Diablos, hasta escribía cosas sobre mí: ella sabía, por ejemplo, que yo le había mentido a mamá sobre mi pelea con Jessica O’Donnell. Era verdad, le puse un ojo morado a la pobre chica, pero le juré a mi madre que se había caído de un columpio. «Libby me dijo que el diablo la obligó a hacerlo —había escrito Michelle—. ¿Debería decírselo a mamá?».

Cerré el libro de 1983, y hojeé el de 1982 y el de 1984. Leí con atención el diario de la segunda mitad de 1984, por si Michelle había apuntado algo sobre Ben. No había demasiado, excepto acusaciones repetidas de que era un perfecto capullo que no le caía bien a nadie. Me pregunté si los polis pensaron lo mismo de él. Me imaginé a un pobre novato comiendo un plato de comida china a medianoche mientras leía cómo le había llegado el periodo a la mejor amiga de Michelle.

Nueve minutos. Más postales de Navidad y cartas, y entonces desenterré una nota que estaba doblada con mucho más cuidado que el resto, una suerte de ejercicio de papiroflexia casi fálico, que supuse, era la intención, porque llevaba escrita la palabra semental. La abrí y leí el texto, escrito con una letra redonda e infantil:

11/5/84.

Querido Semental,

estoy en biología y me estoy tocando con el dedo por debajo del pupitre, me he puesto muy caliente pensando en ti. ¿Puedes imaginarte mi coño? Está caliente y rojo para ti. Ven a mi casa hoy después de la escuela, ¿vale? ¡¡¡Quiero darte un buen revolcón!!! Estoy muy caliente, incluso ahora. Desearía que vinieras a vivir conmigo cada vez que mis padres estén fuera. ¡Tu madre ni se enterará, siempre está en Babia! ¿¡Por qué te quedas en tu casa pudiendo estar conmigo!? Échale pelotas y dile a tu madre que se vaya al infierno. Me supo muy mal que vinieras a visitarme y yo no estuviera. ¡Joder! Oh, quiero correrme muchas veces. Ven a mi coche después de la escuela, aparcaré en la calle Passel.

Hasta pronto.

Diondra

Ben nunca había tenido una novia, no. Nadie, incluido Ben, había hablado de ello nunca. El nombre no me sonaba familiar. En el fondo de la caja había un montón de anuarios escolares nuestros, desde 1975, cuando Ben empezó la escuela, hasta 1990, cuando Diane se me llevó por primera vez.

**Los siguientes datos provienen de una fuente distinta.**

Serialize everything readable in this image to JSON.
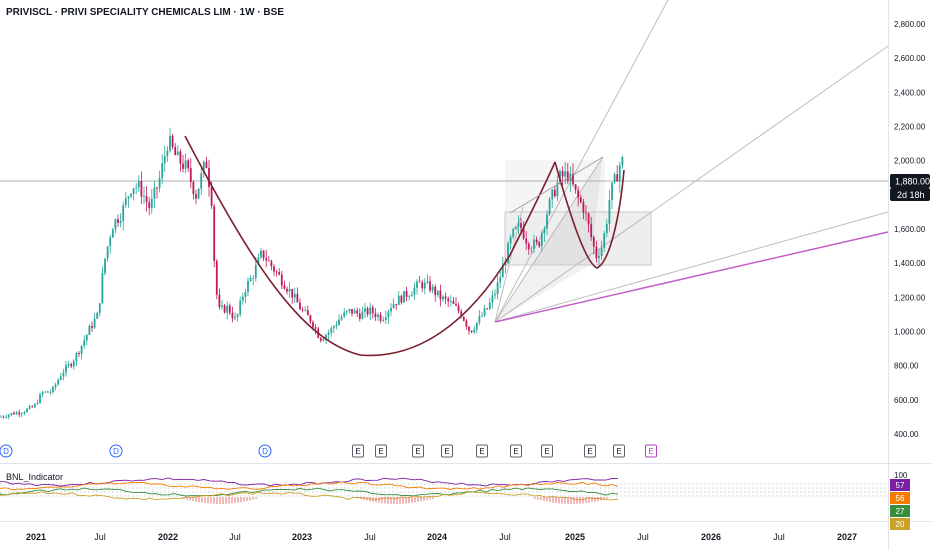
{
  "header": {
    "symbol_title": "PRIVISCL · PRIVI SPECIALITY CHEMICALS LIM · 1W · BSE"
  },
  "price_axis": {
    "labels": [
      "2,800.00",
      "2,600.00",
      "2,400.00",
      "2,200.00",
      "2,000.00",
      "1,800.00",
      "1,600.00",
      "1,400.00",
      "1,200.00",
      "1,000.00",
      "800.00",
      "600.00",
      "400.00"
    ],
    "values": [
      2800,
      2600,
      2400,
      2200,
      2000,
      1800,
      1600,
      1400,
      1200,
      1000,
      800,
      600,
      400
    ],
    "current_price": "1,880.00",
    "countdown": "2d 18h",
    "current_value": 1880
  },
  "time_axis": {
    "labels": [
      "2021",
      "Jul",
      "2022",
      "Jul",
      "2023",
      "Jul",
      "2024",
      "Jul",
      "2025",
      "Jul",
      "2026",
      "Jul",
      "2027"
    ],
    "bold": [
      true,
      false,
      true,
      false,
      true,
      false,
      true,
      false,
      true,
      false,
      true,
      false,
      true
    ]
  },
  "event_markers": [
    {
      "label": "D",
      "kind": "dividend"
    },
    {
      "label": "D",
      "kind": "dividend"
    },
    {
      "label": "D",
      "kind": "dividend"
    },
    {
      "label": "E",
      "kind": "earnings"
    },
    {
      "label": "E",
      "kind": "earnings"
    },
    {
      "label": "E",
      "kind": "earnings"
    },
    {
      "label": "E",
      "kind": "earnings"
    },
    {
      "label": "E",
      "kind": "earnings"
    },
    {
      "label": "E",
      "kind": "earnings"
    },
    {
      "label": "E",
      "kind": "earnings"
    },
    {
      "label": "E",
      "kind": "earnings"
    },
    {
      "label": "E",
      "kind": "earnings"
    },
    {
      "label": "E",
      "kind": "earnings-upcoming"
    }
  ],
  "indicator": {
    "name": "BNL_Indicator",
    "scale_label": "100",
    "badges": [
      {
        "value": "57",
        "color": "#7b1fa2"
      },
      {
        "value": "56",
        "color": "#f57c00"
      },
      {
        "value": "27",
        "color": "#388e3c"
      },
      {
        "value": "20",
        "color": "#c9a227"
      }
    ]
  },
  "colors": {
    "up": "#26a69a",
    "down": "#c2185b",
    "cup_curve": "#7b1f2e",
    "trendline": "#c55ec9",
    "fan": "#bdbdbd"
  }
}
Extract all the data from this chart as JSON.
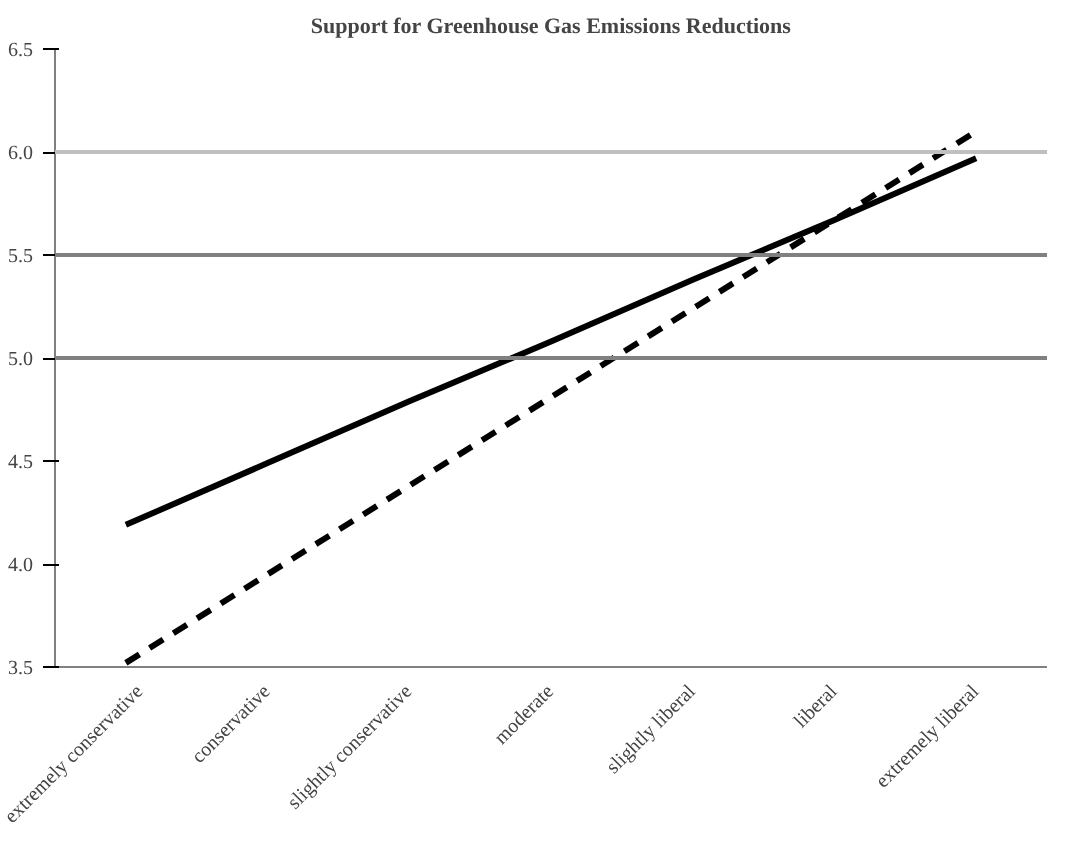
{
  "chart_data": {
    "type": "line",
    "title": "Support for Greenhouse Gas Emissions Reductions",
    "categories": [
      "extremely conservative",
      "conservative",
      "slightly conservative",
      "moderate",
      "slightly liberal",
      "liberal",
      "extremely liberal"
    ],
    "series": [
      {
        "color": "#000000",
        "line_style": "solid",
        "values": [
          4.19,
          4.49,
          4.79,
          5.08,
          5.38,
          5.67,
          5.97
        ]
      },
      {
        "color": "#000000",
        "line_style": "dashed",
        "values": [
          3.52,
          3.95,
          4.38,
          4.81,
          5.24,
          5.67,
          6.1
        ]
      }
    ],
    "ylim": [
      3.5,
      6.5
    ],
    "yticks": [
      3.5,
      {
        "value": 4,
        "label": "4.0"
      },
      4.5,
      {
        "value": 5,
        "label": "5.0"
      },
      5.5,
      {
        "value": 6,
        "label": "6.0"
      },
      6.5
    ],
    "grid": false,
    "marker": "none",
    "ref_lines": [
      {
        "axis": "y",
        "value": 5.0,
        "color": "#808080"
      },
      {
        "axis": "y",
        "value": 5.5,
        "color": "#808080"
      },
      {
        "axis": "y",
        "value": 6.0,
        "color": "#c0c0c0"
      }
    ]
  }
}
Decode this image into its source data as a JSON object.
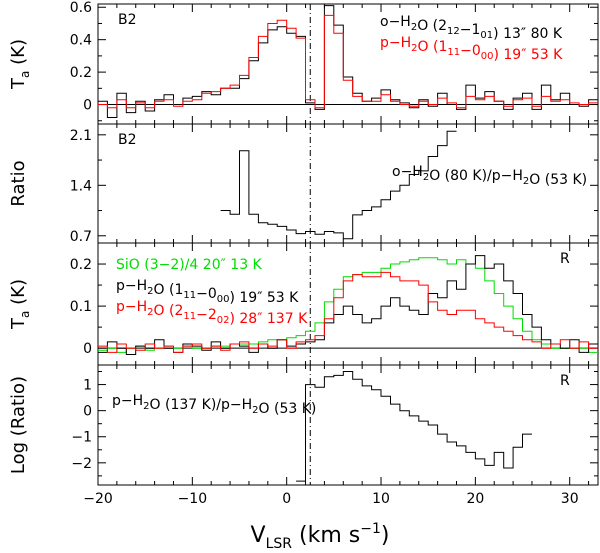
{
  "chart_data": {
    "type": "line",
    "style": "step",
    "shared_x": {
      "label_main": "V",
      "label_sub": "LSR",
      "label_unit": "(km s",
      "label_exp": "−1",
      "label_close": ")",
      "range": [
        -20,
        33
      ],
      "ticks": [
        -20,
        -10,
        0,
        10,
        20,
        30
      ],
      "tick_labels": [
        "−20",
        "−10",
        "0",
        "10",
        "20",
        "30"
      ]
    },
    "vline_x": 2.5,
    "panels": [
      {
        "id": "p1",
        "ylabel_main": "T",
        "ylabel_sub": "a",
        "ylabel_unit": "(K)",
        "ylim": [
          -0.12,
          0.62
        ],
        "yticks": [
          0,
          0.2,
          0.4,
          0.6
        ],
        "ytick_labels": [
          "0",
          "0.2",
          "0.4",
          "0.6"
        ],
        "zero_line": true,
        "corner_label": "B2",
        "legend": [
          {
            "color": "#000000",
            "prefix": "o−H",
            "sub1": "2",
            "mid": "O (2",
            "sub2": "12",
            "dash": "−1",
            "sub3": "01",
            "suffix": ") 13",
            "tail": "″ 80 K"
          },
          {
            "color": "#ff0000",
            "prefix": "p−H",
            "sub1": "2",
            "mid": "O (1",
            "sub2": "11",
            "dash": "−0",
            "sub3": "00",
            "suffix": ") 19",
            "tail": "″ 53 K"
          }
        ],
        "series": [
          {
            "name": "o-H2O (2_12-1_01) 13″ 80 K",
            "color": "#000000",
            "x_start": -20,
            "step": 1.0,
            "values": [
              0.02,
              -0.08,
              0.07,
              -0.05,
              0.02,
              -0.04,
              0.03,
              0.06,
              0.0,
              0.04,
              0.05,
              0.08,
              0.06,
              0.1,
              0.1,
              0.16,
              0.27,
              0.38,
              0.46,
              0.48,
              0.44,
              0.42,
              0.01,
              -0.03,
              0.61,
              0.49,
              0.17,
              0.07,
              0.02,
              0.04,
              0.09,
              0.03,
              0.01,
              -0.02,
              0.03,
              -0.01,
              0.07,
              0.0,
              -0.03,
              0.12,
              0.04,
              0.08,
              0.02,
              -0.03,
              0.04,
              0.07,
              -0.03,
              0.12,
              0.03,
              0.07,
              0.0,
              -0.01,
              0.03
            ]
          },
          {
            "name": "p-H2O (1_11-0_00) 19″ 53 K",
            "color": "#ff0000",
            "x_start": -20,
            "step": 1.0,
            "values": [
              0.0,
              -0.02,
              0.03,
              -0.02,
              0.01,
              -0.02,
              0.02,
              0.03,
              -0.01,
              0.02,
              0.03,
              0.07,
              0.08,
              0.1,
              0.12,
              0.18,
              0.29,
              0.42,
              0.5,
              0.52,
              0.47,
              0.41,
              0.03,
              -0.02,
              0.55,
              0.44,
              0.15,
              0.05,
              0.02,
              0.02,
              0.06,
              0.02,
              0.0,
              -0.01,
              0.02,
              0.0,
              0.04,
              0.01,
              -0.02,
              0.05,
              0.03,
              0.05,
              0.02,
              -0.01,
              0.03,
              0.04,
              -0.01,
              0.05,
              0.02,
              0.03,
              0.01,
              0.0,
              0.01
            ]
          }
        ]
      },
      {
        "id": "p2",
        "ylabel_main": "Ratio",
        "ylim": [
          0.6,
          2.25
        ],
        "yticks": [
          0.7,
          1.4,
          2.1
        ],
        "ytick_labels": [
          "0.7",
          "1.4",
          "2.1"
        ],
        "zero_line": false,
        "corner_label": "B2",
        "legend": [
          {
            "color": "#000000",
            "prefix": "o−H",
            "sub1": "2",
            "mid": "O (80 K)/p−H",
            "sub2": "2",
            "dash": "",
            "sub3": "",
            "suffix": "O (53 K)",
            "tail": ""
          }
        ],
        "series": [
          {
            "name": "o-H2O (80 K)/p-H2O (53 K)",
            "color": "#000000",
            "x_start": -7,
            "step": 1.0,
            "values": [
              1.05,
              1.0,
              1.88,
              1.0,
              0.88,
              0.86,
              0.83,
              0.78,
              0.73,
              0.76,
              0.72,
              0.76,
              0.74,
              0.66,
              0.99,
              1.05,
              1.1,
              1.2,
              1.32,
              1.4,
              1.55,
              1.6,
              1.8,
              1.95,
              2.15
            ]
          }
        ]
      },
      {
        "id": "p3",
        "ylabel_main": "T",
        "ylabel_sub": "a",
        "ylabel_unit": "(K)",
        "ylim": [
          -0.04,
          0.25
        ],
        "yticks": [
          0,
          0.1,
          0.2
        ],
        "ytick_labels": [
          "0",
          "0.1",
          "0.2"
        ],
        "zero_line": true,
        "corner_label": "R",
        "legend": [
          {
            "color": "#00dd00",
            "prefix": "SiO (3−2)/4 20",
            "sub1": "",
            "mid": "″ 13 K",
            "sub2": "",
            "dash": "",
            "sub3": "",
            "suffix": "",
            "tail": ""
          },
          {
            "color": "#000000",
            "prefix": "p−H",
            "sub1": "2",
            "mid": "O (1",
            "sub2": "11",
            "dash": "−0",
            "sub3": "00",
            "suffix": ") 19",
            "tail": "″ 53 K"
          },
          {
            "color": "#ff0000",
            "prefix": "p−H",
            "sub1": "2",
            "mid": "O (2",
            "sub2": "11",
            "dash": "−2",
            "sub3": "02",
            "suffix": ") 28",
            "tail": "″ 137 K"
          }
        ],
        "series": [
          {
            "name": "SiO (3-2)/4 20″ 13 K",
            "color": "#00dd00",
            "x_start": -20,
            "step": 1.0,
            "values": [
              -0.005,
              0.0,
              -0.01,
              0.0,
              0.005,
              -0.005,
              0.0,
              0.005,
              0.0,
              0.005,
              0.0,
              0.0,
              0.005,
              0.005,
              0.01,
              0.01,
              0.01,
              0.015,
              0.02,
              0.02,
              0.025,
              0.03,
              0.04,
              0.06,
              0.11,
              0.14,
              0.17,
              0.175,
              0.18,
              0.18,
              0.19,
              0.2,
              0.205,
              0.21,
              0.215,
              0.215,
              0.21,
              0.2,
              0.21,
              0.2,
              0.19,
              0.16,
              0.13,
              0.1,
              0.07,
              0.04,
              0.02,
              0.01,
              0.0,
              0.0,
              0.0,
              0.0,
              -0.01
            ]
          },
          {
            "name": "p-H2O (1_11-0_00) 19″ 53 K",
            "color": "#000000",
            "x_start": -20,
            "step": 1.0,
            "values": [
              -0.01,
              0.015,
              0.0,
              -0.015,
              0.005,
              0.0,
              0.02,
              0.0,
              -0.01,
              0.01,
              0.005,
              -0.005,
              0.015,
              0.0,
              0.01,
              0.005,
              -0.01,
              0.01,
              0.0,
              0.02,
              0.005,
              0.01,
              0.015,
              0.02,
              0.06,
              0.08,
              0.1,
              0.08,
              0.06,
              0.07,
              0.1,
              0.12,
              0.1,
              0.09,
              0.08,
              0.13,
              0.12,
              0.16,
              0.14,
              0.2,
              0.22,
              0.19,
              0.2,
              0.16,
              0.13,
              0.08,
              0.05,
              0.02,
              0.01,
              0.0,
              0.02,
              -0.01,
              0.01
            ]
          },
          {
            "name": "p-H2O (2_11-2_02) 28″ 137 K",
            "color": "#ff0000",
            "x_start": -20,
            "step": 1.0,
            "values": [
              0.005,
              -0.01,
              0.01,
              0.0,
              -0.005,
              0.01,
              0.0,
              0.005,
              -0.01,
              0.005,
              0.01,
              0.0,
              0.005,
              -0.005,
              0.01,
              0.015,
              0.0,
              0.01,
              0.005,
              0.02,
              0.0,
              0.015,
              0.02,
              0.03,
              0.07,
              0.12,
              0.16,
              0.175,
              0.17,
              0.17,
              0.18,
              0.17,
              0.16,
              0.16,
              0.15,
              0.11,
              0.09,
              0.08,
              0.09,
              0.09,
              0.07,
              0.06,
              0.05,
              0.04,
              0.03,
              0.02,
              0.015,
              0.0,
              0.01,
              0.02,
              0.0,
              0.015,
              0.0
            ]
          }
        ]
      },
      {
        "id": "p4",
        "ylabel_main": "Log (Ratio)",
        "ylim": [
          -2.85,
          1.75
        ],
        "yticks": [
          -2,
          -1,
          0,
          1
        ],
        "ytick_labels": [
          "−2",
          "−1",
          "0",
          "1"
        ],
        "zero_line": false,
        "corner_label": "R",
        "legend": [
          {
            "color": "#000000",
            "prefix": "p−H",
            "sub1": "2",
            "mid": "O (137 K)/p−H",
            "sub2": "2",
            "dash": "",
            "sub3": "",
            "suffix": "O (53 K)",
            "tail": ""
          }
        ],
        "series": [
          {
            "name": "p-H2O (137 K)/p-H2O (53 K)",
            "color": "#000000",
            "x_start": 1,
            "step": 1.0,
            "values": [
              -2.7,
              1.0,
              0.9,
              1.3,
              1.35,
              1.5,
              1.2,
              0.95,
              0.8,
              0.55,
              0.25,
              0.0,
              -0.2,
              -0.4,
              -0.55,
              -0.9,
              -1.2,
              -1.35,
              -1.6,
              -1.85,
              -2.1,
              -1.6,
              -2.2,
              -1.4,
              -0.9
            ]
          }
        ]
      }
    ]
  }
}
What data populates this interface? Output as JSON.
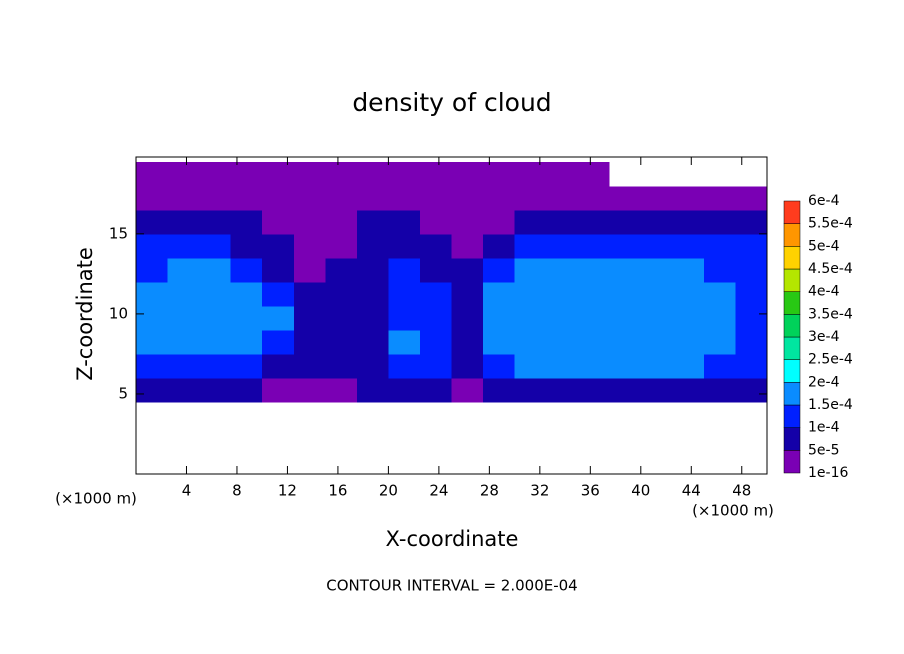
{
  "chart_data": {
    "type": "contour",
    "title": "density of cloud",
    "x_label": "X-coordinate",
    "y_label": "Z-coordinate",
    "x_unit_label": "(×1000 m)",
    "y_unit_label": "(×1000 m)",
    "footer": "CONTOUR INTERVAL = 2.000E-04",
    "xlim": [
      0,
      50
    ],
    "ylim": [
      0,
      19.8
    ],
    "xticks": [
      4,
      8,
      12,
      16,
      20,
      24,
      28,
      32,
      36,
      40,
      44,
      48
    ],
    "yticks": [
      5,
      10,
      15
    ],
    "x": [
      1.25,
      3.75,
      6.25,
      8.75,
      11.25,
      13.75,
      16.25,
      18.75,
      21.25,
      23.75,
      26.25,
      28.75,
      31.25,
      33.75,
      36.25,
      38.75,
      41.25,
      43.75,
      46.25,
      48.75
    ],
    "z": [
      0.75,
      2.25,
      3.75,
      5.25,
      6.75,
      8.25,
      9.75,
      11.25,
      12.75,
      14.25,
      15.75,
      17.25,
      18.75
    ],
    "values": [
      [
        0,
        0,
        0,
        0,
        0,
        0,
        0,
        0,
        0,
        0,
        0,
        0,
        0,
        0,
        0,
        0,
        0,
        0,
        0,
        0
      ],
      [
        0,
        0,
        0,
        0,
        0,
        0,
        0,
        0,
        0,
        0,
        0,
        0,
        0,
        0,
        0,
        0,
        0,
        0,
        0,
        0
      ],
      [
        0,
        0,
        0,
        0,
        0,
        0,
        0,
        0,
        0,
        0,
        0,
        0,
        0,
        0,
        0,
        0,
        0,
        0,
        0,
        0
      ],
      [
        6e-05,
        8e-05,
        8e-05,
        7e-05,
        4e-05,
        3e-05,
        3e-05,
        6e-05,
        8e-05,
        6e-05,
        3e-05,
        7e-05,
        9e-05,
        9e-05,
        9e-05,
        9e-05,
        9e-05,
        8e-05,
        7e-05,
        6e-05
      ],
      [
        0.00012,
        0.00013,
        0.00012,
        0.00011,
        8e-05,
        7e-05,
        6e-05,
        9e-05,
        0.00014,
        0.0001,
        8e-05,
        0.00013,
        0.00016,
        0.00017,
        0.00017,
        0.00017,
        0.00016,
        0.00015,
        0.00013,
        0.00011
      ],
      [
        0.00016,
        0.00017,
        0.00017,
        0.00016,
        0.00012,
        8e-05,
        6e-05,
        9e-05,
        0.00015,
        0.00013,
        9e-05,
        0.00016,
        0.00018,
        0.00019,
        0.00019,
        0.00019,
        0.00018,
        0.00017,
        0.00015,
        0.00013
      ],
      [
        0.00017,
        0.00018,
        0.00018,
        0.00018,
        0.00015,
        9e-05,
        6e-05,
        8e-05,
        0.00013,
        0.00012,
        9e-05,
        0.00017,
        0.00019,
        0.000195,
        0.000195,
        0.000195,
        0.00019,
        0.00018,
        0.00016,
        0.00014
      ],
      [
        0.00016,
        0.00018,
        0.00019,
        0.00018,
        0.00013,
        7e-05,
        5e-05,
        7e-05,
        0.0001,
        0.0001,
        8e-05,
        0.00016,
        0.00019,
        0.000195,
        0.000195,
        0.000195,
        0.00019,
        0.00018,
        0.00015,
        0.00013
      ],
      [
        0.00013,
        0.00015,
        0.00016,
        0.00014,
        6e-05,
        4e-05,
        5e-05,
        8e-05,
        0.0001,
        9e-05,
        6e-05,
        0.00013,
        0.00017,
        0.00018,
        0.00018,
        0.00018,
        0.00017,
        0.00015,
        0.00012,
        0.0001
      ],
      [
        0.00011,
        0.00011,
        0.00011,
        9e-05,
        5e-05,
        3e-05,
        4e-05,
        7e-05,
        9e-05,
        6e-05,
        4e-05,
        8e-05,
        0.00012,
        0.00014,
        0.00014,
        0.00013,
        0.00012,
        0.0001,
        0.0001,
        0.00011
      ],
      [
        8e-05,
        7e-05,
        6e-05,
        6e-05,
        4e-05,
        3e-05,
        4e-05,
        6e-05,
        5e-05,
        3e-05,
        3e-05,
        4e-05,
        7e-05,
        8e-05,
        8e-05,
        8e-05,
        7e-05,
        6e-05,
        6e-05,
        8e-05
      ],
      [
        4e-05,
        3e-05,
        3e-05,
        3e-05,
        3e-05,
        3e-05,
        3e-05,
        3e-05,
        3e-05,
        3e-05,
        3e-05,
        3e-05,
        3e-05,
        4e-05,
        4e-05,
        4e-05,
        3e-05,
        3e-05,
        3e-05,
        4e-05
      ],
      [
        2e-05,
        2e-05,
        2e-05,
        2e-05,
        2e-05,
        2e-05,
        2e-05,
        2e-05,
        2e-05,
        2e-05,
        2e-05,
        2e-05,
        2e-05,
        2e-05,
        2e-05,
        0,
        0,
        0,
        0,
        0
      ]
    ],
    "colorbar": {
      "levels": [
        {
          "value": 1e-16,
          "label": "1e-16"
        },
        {
          "value": 5e-05,
          "label": "5e-5"
        },
        {
          "value": 0.0001,
          "label": "1e-4"
        },
        {
          "value": 0.00015,
          "label": "1.5e-4"
        },
        {
          "value": 0.0002,
          "label": "2e-4"
        },
        {
          "value": 0.00025,
          "label": "2.5e-4"
        },
        {
          "value": 0.0003,
          "label": "3e-4"
        },
        {
          "value": 0.00035,
          "label": "3.5e-4"
        },
        {
          "value": 0.0004,
          "label": "4e-4"
        },
        {
          "value": 0.00045,
          "label": "4.5e-4"
        },
        {
          "value": 0.0005,
          "label": "5e-4"
        },
        {
          "value": 0.00055,
          "label": "5.5e-4"
        },
        {
          "value": 0.0006,
          "label": "6e-4"
        }
      ],
      "colors": [
        "#7a00b4",
        "#1400a8",
        "#0020ff",
        "#0a8cff",
        "#00ffff",
        "#00e6a0",
        "#00d25a",
        "#28c814",
        "#b4e600",
        "#ffd200",
        "#ff9600",
        "#ff3c1e",
        "#ff8c8c"
      ]
    }
  }
}
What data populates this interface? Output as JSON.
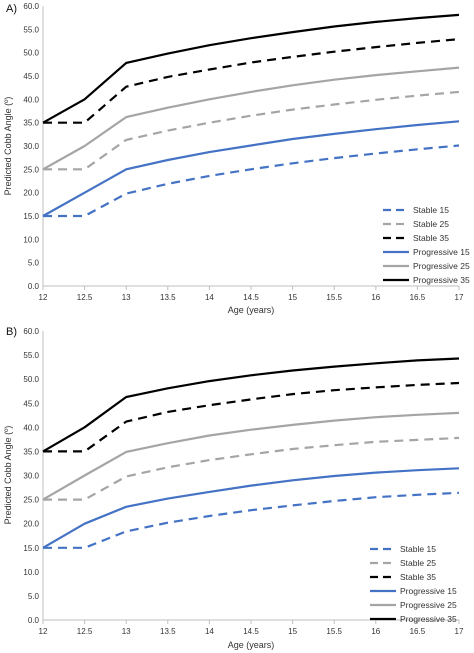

Abrí el anuario de 1984-1985 y busqué la clase de Ben. No había ninguna Diondra, pero sí una foto de Ben, dolorosa de ver: hombros caídos, el pelo largo por detrás y corto por delante, y una camisa Oxford que sólo se ponía para las ocasiones especiales. Me lo imaginé, en casa, poniéndosela para el día de la foto, practicando delante del espejo cómo tenía que sonreír. En septiembre de 1984 aún llevaba las camisas que le compraba mi madre, y en enero ya era un chico resentido, con el pelo negro, acusado de asesinato. Miré la lista de los alumnos de la clase de Ben, sobresaltándome ocasionalmente cuando encontraba Dianes y Dinas, pero no había ninguna Diondra. Luego las de la clase anterior Estaba a punto de renunciar cuando de repente apareció: Diondra Wertzner Qué nombre tan feo. Busqué su foto, esperando encontrar una tía gorda y con bigote, como las que reparten el rancho en el comedor, pero no; era una chica guapa, de mejillas regordetas y melena morena y rizada. Tenía pequeños defectos, que disimulaba con abundante maquillaje, pero, incluso así, su foto sobresalía de entre todas las demás. Aquellos ojos un poco hundidos tenían algo, atrevimiento, y los labios entreabiertos mostraban unos dientes afilados de cachorro.

Abrí el anuario del año anterior, y ella no estaba. Abrí el del año siguiente, y tampoco estaba.